Scientists hope the new views will help them solve one of the Sun’s biggest mysteries: why its outer atmosphere reaches more than a million degrees — at least 100 times hotter than its surface.

NASA has shared a new image of the Sun revealing hidden light shows at its outermost layer, the corona

NuSTAR usually spends its time studying the mysteries of black holes, supernovae, and other high-energy objects in space, but it can also look closer to home to study our Sun.

The high-energy X-rays seen by NuSTAR are shown in blue, while green represents the lower-energy X-rays from the X-ray telescope instrument on the Hinode spacecraft, named for the Japanese word for sunrise.

And the red colors show ultraviolet light from NASA’s Solar Dynamics Observatory.

NuSTAR collected 25 images of the Sun last June, allowing NASA to stitch together a single image showing different colored lights radiating from the surface.

NASA also collected observations from the Japanese Aerospace Exploration Agency’s Hinode mission, shown in green, and from the Solar Dynamics Observatory, which captured ultraviolet light in red.

While astronomers are baffled as to the source of the heat from the corona, the sun’s outermost layer, they speculate that it could come from small flares in the sun’s atmosphere called nanoflares.

Flares are large bursts of heat, light, and particles visible to a variety of solar observatories.

While nanoflares are much smaller events, both types produce material even hotter than the corona’s average temperature.

The high-energy X-rays seen by NuSTAR are shown in blue
The green represents lower-energy X-rays from the X-ray telescope instrument on the Hinode spacecraft, named for the Japanese word for sunrise
The red colors show ultraviolet light from NASA’s Solar Dynamics Observatory

NASA said in a statement that regular flares are not frequent enough to keep the corona at the high temperatures observed by scientists, but nanoflares may occur much more frequently — perhaps often enough to collectively heat the corona.

Individual nanoflares went undetected due to the sun’s glare, but NuSTAR can detect light from the high-temperature material, which is thought to form when large numbers of nanoflares occur in close proximity to one another.

With this ability, physicists can study how frequently nanoflares occur and how they release energy.

That month, NASA also made another exciting discovery when it watched a piece of the sun’s north pole break off.

Space weather researcher Tamitha Skov shared a video on Twitter and said NASA’s Solar Dynamics Observatory captured the clip.

“Talk about polar vortices! Material from a northern prominence has just separated from the main filament and is now circulating in a massive polar vortex around our star’s north pole,” Skov shared in the tweet.

NASA describes solar filaments as clouds of charged particles floating above the sun and bound to it by magnetic forces.
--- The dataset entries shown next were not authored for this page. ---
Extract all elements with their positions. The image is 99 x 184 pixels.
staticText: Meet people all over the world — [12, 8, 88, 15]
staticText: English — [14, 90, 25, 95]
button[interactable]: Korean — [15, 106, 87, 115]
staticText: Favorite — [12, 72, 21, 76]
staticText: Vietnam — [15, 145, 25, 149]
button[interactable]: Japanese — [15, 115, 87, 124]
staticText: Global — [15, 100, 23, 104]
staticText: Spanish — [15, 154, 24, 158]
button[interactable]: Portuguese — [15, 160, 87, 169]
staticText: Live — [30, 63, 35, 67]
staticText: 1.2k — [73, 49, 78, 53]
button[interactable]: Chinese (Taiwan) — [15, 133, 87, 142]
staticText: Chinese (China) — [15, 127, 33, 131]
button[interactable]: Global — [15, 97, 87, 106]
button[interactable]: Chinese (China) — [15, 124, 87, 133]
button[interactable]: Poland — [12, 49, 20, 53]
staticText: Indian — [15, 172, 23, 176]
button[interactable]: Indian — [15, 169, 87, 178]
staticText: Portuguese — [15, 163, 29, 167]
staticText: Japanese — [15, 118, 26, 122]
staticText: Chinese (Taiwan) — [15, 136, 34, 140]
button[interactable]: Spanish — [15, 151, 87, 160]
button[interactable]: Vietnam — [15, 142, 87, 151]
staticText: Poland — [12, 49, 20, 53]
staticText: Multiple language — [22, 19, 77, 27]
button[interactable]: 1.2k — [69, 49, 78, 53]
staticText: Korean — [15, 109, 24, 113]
These appear as elongated, uneven strands that shoot out from the Sun’s surface.

The prominence mentioned by Skov appears every 11 years at exactly the 55th parallel around the Sun’s polar crowns.

Solar physicist Scott McIntosh, associate director of the National Center for Atmospheric Research in Boulder, Colorado, told Space.com, “Once every solar cycle, it forms at the 55th parallel and begins marching toward the sun’s poles.

A piece of the sun broke off this month and is circling the North Pole like a tornado. This is the first time scientists have observed such an event

“It’s very strange. There’s a big why question. Why does it move towards the pole only once and then disappear and then magically come back three or four years later in the very same region?’

While astronomers have previously observed filaments detaching from the Sun, this is the first time one has orbited the region in a cyclone.